Now split the data into training and testing subsets of the data. Use the data until 2017 as the training data. Using the method you have selected measure its error for forecasting the testing data, which is to 2018
train <- aus_retail_sw %>%
filter(year(Month) <= 2017)
test <- aus_retail_sw %>%
filter(year(Month) > 2017)
#check if data have been split appropriately
autoplot(aus_retail_sw, Turnover) +
autolayer(train, Turnover, colour = "red") +
ggtitle("check if data have been split appropriately")
#Seasonal NAIVE
liquor_fit <- train %>%
model(SNaive = SNAIVE(Turnover))
liquor_fit %>% gg_tsresiduals()
## Warning: Removed 12 rows containing missing values (`geom_line()`).
## Warning: Removed 12 rows containing missing values (`geom_point()`).
## Warning: Removed 12 rows containing non-finite values (`stat_bin()`).
The ACF shows there are autocorrelation between lags and residuals plot follow a normal distribution. So far, SNAIVE appears to be a good choice. Next we will compute the validation.
#forecast
fc1 <- liquor_fit %>%
forecast(h = 12)
fc1 %>%
autoplot(bind_rows(train, test),
level = NULL) +
guides(colour = guide_legend(title = "Forecast")) +
ggtitle("forecasting 2018 vs actual 2018 with SNAIVE")
#Validation
fc2 <- train %>% model(TSLM_S = TSLM(Turnover ~ trend() + season())) %>% forecast(h = 12)
fc3 <- train %>% model(Drift = RW(Turnover ~ drift())) %>% forecast(h = 12)
fc4 <- train %>% model(TSLM = TSLM(Turnover ~ trend())) %>% forecast(h = 12)

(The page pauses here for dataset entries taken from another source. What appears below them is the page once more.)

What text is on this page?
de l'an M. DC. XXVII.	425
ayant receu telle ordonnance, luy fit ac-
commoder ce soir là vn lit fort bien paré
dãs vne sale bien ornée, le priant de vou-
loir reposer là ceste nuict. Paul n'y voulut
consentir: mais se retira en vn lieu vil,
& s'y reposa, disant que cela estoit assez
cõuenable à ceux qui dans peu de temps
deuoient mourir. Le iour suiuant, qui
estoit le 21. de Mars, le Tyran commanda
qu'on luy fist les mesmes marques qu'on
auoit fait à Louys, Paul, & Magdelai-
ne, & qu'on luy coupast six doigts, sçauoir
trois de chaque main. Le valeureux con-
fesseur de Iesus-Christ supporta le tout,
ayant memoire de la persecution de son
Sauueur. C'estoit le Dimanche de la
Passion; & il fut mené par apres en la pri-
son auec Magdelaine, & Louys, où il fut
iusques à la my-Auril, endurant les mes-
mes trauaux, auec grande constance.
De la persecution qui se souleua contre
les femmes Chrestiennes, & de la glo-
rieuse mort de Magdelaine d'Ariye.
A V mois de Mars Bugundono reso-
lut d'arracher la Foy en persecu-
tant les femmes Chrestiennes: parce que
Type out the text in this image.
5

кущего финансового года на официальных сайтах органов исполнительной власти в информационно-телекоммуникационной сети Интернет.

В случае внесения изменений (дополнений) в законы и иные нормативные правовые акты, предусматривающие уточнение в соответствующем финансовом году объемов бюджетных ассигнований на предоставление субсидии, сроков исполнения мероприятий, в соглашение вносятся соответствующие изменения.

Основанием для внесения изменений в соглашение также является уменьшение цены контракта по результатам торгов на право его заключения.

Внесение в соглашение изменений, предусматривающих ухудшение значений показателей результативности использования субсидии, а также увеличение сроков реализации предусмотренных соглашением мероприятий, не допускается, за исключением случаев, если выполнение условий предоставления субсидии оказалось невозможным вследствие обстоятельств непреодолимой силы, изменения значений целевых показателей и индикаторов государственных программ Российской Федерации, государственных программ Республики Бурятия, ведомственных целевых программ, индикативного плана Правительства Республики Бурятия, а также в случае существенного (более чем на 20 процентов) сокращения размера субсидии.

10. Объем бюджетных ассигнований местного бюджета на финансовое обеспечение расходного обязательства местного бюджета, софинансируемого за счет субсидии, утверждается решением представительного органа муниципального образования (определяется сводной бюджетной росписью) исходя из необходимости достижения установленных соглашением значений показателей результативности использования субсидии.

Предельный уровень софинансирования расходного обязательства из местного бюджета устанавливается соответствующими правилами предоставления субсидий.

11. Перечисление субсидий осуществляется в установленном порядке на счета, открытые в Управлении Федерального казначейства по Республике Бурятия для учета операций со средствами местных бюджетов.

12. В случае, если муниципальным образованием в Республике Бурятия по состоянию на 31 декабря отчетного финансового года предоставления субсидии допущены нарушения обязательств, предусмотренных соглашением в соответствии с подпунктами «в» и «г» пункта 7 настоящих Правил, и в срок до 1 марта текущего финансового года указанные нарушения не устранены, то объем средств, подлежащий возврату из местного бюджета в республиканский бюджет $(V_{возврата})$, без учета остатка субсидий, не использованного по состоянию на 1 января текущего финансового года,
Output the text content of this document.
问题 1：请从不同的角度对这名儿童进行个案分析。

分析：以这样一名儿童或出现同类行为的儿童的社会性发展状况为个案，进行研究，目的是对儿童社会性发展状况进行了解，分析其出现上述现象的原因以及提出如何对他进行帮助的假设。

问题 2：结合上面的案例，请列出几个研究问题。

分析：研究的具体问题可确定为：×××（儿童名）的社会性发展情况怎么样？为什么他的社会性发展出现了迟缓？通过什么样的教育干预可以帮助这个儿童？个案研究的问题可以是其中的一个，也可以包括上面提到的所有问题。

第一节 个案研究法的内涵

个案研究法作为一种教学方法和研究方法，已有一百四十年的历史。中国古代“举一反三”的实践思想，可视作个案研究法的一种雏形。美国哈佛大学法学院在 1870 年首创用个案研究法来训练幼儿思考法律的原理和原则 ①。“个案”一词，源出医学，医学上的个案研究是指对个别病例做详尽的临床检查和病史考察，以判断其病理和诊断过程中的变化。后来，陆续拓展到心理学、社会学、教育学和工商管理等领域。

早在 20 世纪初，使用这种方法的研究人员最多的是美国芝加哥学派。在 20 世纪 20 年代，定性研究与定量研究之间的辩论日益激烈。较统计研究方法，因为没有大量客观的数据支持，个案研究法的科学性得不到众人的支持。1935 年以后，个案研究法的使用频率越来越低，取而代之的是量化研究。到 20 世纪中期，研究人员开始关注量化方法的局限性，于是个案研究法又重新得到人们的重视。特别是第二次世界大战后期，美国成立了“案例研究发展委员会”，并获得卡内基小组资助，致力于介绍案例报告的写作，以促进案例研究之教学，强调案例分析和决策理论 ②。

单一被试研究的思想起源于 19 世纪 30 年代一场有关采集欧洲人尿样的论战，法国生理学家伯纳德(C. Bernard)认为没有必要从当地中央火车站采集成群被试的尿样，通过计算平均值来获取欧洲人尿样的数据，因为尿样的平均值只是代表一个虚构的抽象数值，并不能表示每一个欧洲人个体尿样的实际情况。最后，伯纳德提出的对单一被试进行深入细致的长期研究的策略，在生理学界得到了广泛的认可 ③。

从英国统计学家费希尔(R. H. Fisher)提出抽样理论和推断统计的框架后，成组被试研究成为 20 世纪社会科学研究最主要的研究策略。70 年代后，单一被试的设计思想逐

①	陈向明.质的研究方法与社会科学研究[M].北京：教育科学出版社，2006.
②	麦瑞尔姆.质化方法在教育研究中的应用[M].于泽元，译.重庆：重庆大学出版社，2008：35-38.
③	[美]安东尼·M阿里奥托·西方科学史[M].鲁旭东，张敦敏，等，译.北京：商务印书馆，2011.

ac1 <- accuracy(fc1, aus_retail_sw)
ac2 <- accuracy(fc2, aus_retail_sw)
ac3 <- accuracy(fc3, aus_retail_sw)
ac4 <- accuracy(fc4, aus_retail_sw)
rbind(ac1,ac2,ac3,ac4)
From the validation table, Seasonal NAIVE has the best performance in all accuracy measurements (RMSE, MAE, MAPE,…) we can confirm the previous visually conclusion is correct that SNAIVE is the best forecasting method in this case.